By expressly honoring a man whom the Nuremberg court found guilty of war crimes, the Bayer Company demonstrates it has not learned from the past. As Jews we should let Bayer know that we are appalled by tributes paid by the company to the likes of Fritz ter Meer.

(Editor‘s note: The author is the former chair of the Committee for Appropriate Acknowledgement, which researched Bayer‚s corporate culpability for the Holocaust between 1990 and 2003. In response to a Chronicle request for comment Bayer issued the following statement:
„It is important to understand the fact that between 1925 and 1951 no company named “Bayer„ existed, either as a subsidiary of I.G. Farben, or as any other legal entity. I.G. Farben used the brand name “Bayer„ and the Bayer cross logo on all of its pharmaceuticals and over-the-counter medication, including products originally developed by predecessor companies other than Bayer.
“Bayer as a company was only re-established by the Allied High Commission in 1952. The legal successor to I.G. Farben still exists as a publicly traded company today.
„Even the most senior members of Bayer‘s management and workforce today were young children or not even born when the terror of the Nazi regime ended, and peace was restored. Like everybody else we are deeply aware of the historical burden Germany carries as a nation.
“In view of this history, the German, U.S. and other governments entered into international agreements providing for the establishment of an international foundation which provides financial means to forced laborers and others who have suffered. The foundation has already distributed approximately 4.5 billion Euros to more than 1.6 million victims. DM 5 billion (today: approx. 2.5 billion Euros) was contributed by German companies. Bayer has made one of the most substantial contributions.„)

Letter by David Rosenberg
In response to my letter last week (“Bayer Unrepentant,„ January 11, 2007), Bayer produced its standard canned comments about not existing legally during World War II.

We can probably leave it to the philosophers to discuss what it means to exist or not exist.
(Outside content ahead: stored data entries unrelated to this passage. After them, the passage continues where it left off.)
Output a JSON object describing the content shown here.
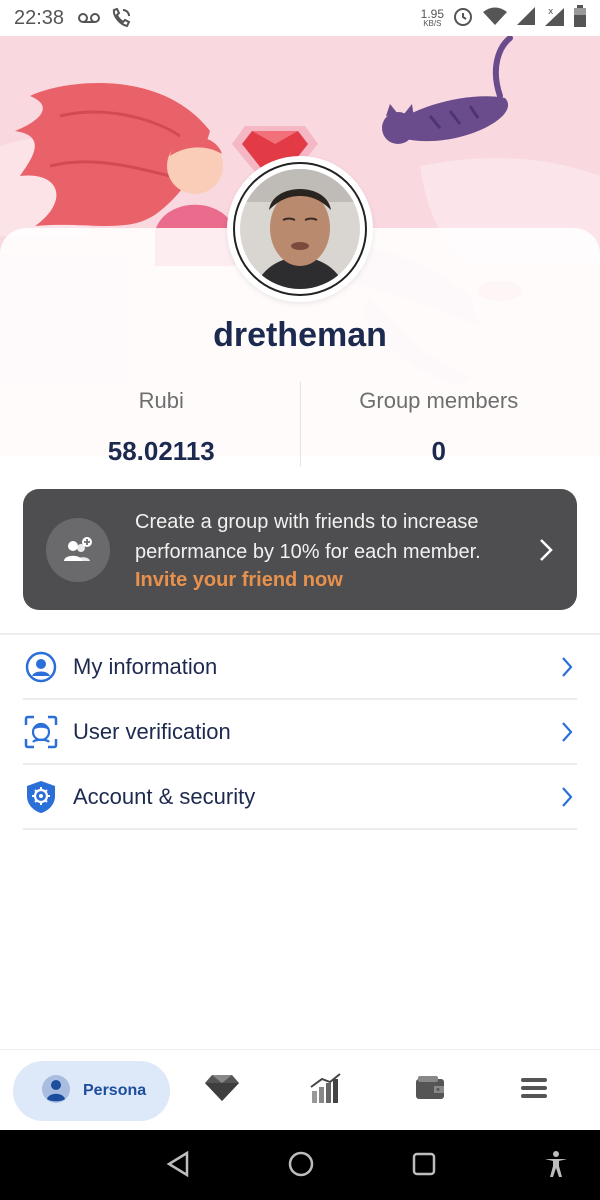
{
  "status_bar": {
    "time": "22:38",
    "net_speed_value": "1.95",
    "net_speed_unit": "KB/S",
    "icons": [
      "voicemail-icon",
      "wifi-call-icon",
      "alarm-icon",
      "wifi-icon",
      "signal-icon",
      "signal-x-icon",
      "battery-icon"
    ]
  },
  "profile": {
    "username": "dretheman",
    "stats": [
      {
        "label": "Rubi",
        "value": "58.02113"
      },
      {
        "label": "Group members",
        "value": "0"
      }
    ]
  },
  "invite_banner": {
    "description": "Create a group with friends to increase performance by 10% for each member.",
    "link_text": "Invite your friend now"
  },
  "menu": [
    {
      "label": "My information",
      "icon": "user-circle-icon"
    },
    {
      "label": "User verification",
      "icon": "face-scan-icon"
    },
    {
      "label": "Account & security",
      "icon": "shield-gear-icon"
    }
  ],
  "bottom_nav": {
    "active_label": "Persona",
    "items": [
      "persona-icon",
      "diamond-icon",
      "chart-icon",
      "wallet-icon",
      "menu-icon"
    ]
  },
  "colors": {
    "brand_navy": "#1d2a4f",
    "accent_blue": "#2b6fd8",
    "invite_bg": "#4e4e50",
    "invite_link": "#e9914b",
    "hero_pink": "#f9d8df"
  }
}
I was merely posing two very specific questions neither of which the company’s statement addressed:

Why, three months ago, in November 2006, did the modern Bayer Corporation place a wreath from the “Bayer Board of Trustees and Supervisory Board“ at the grave site of convicted Nuremberg war criminal Fritz ter Meer?

Why does the post-1952 Bayer Corporation currently administer a scholarship fund named for this same individual?

Bayer pleads that its current employees had no part in these dark deeds and should not be judged by them. I agree. But, in honoring a dead Nuremberg war criminal with a wreath, it is the 2006 Bayer Board of Directors, not I, who betrays and misrepresents their employees‘ values and sensitivities.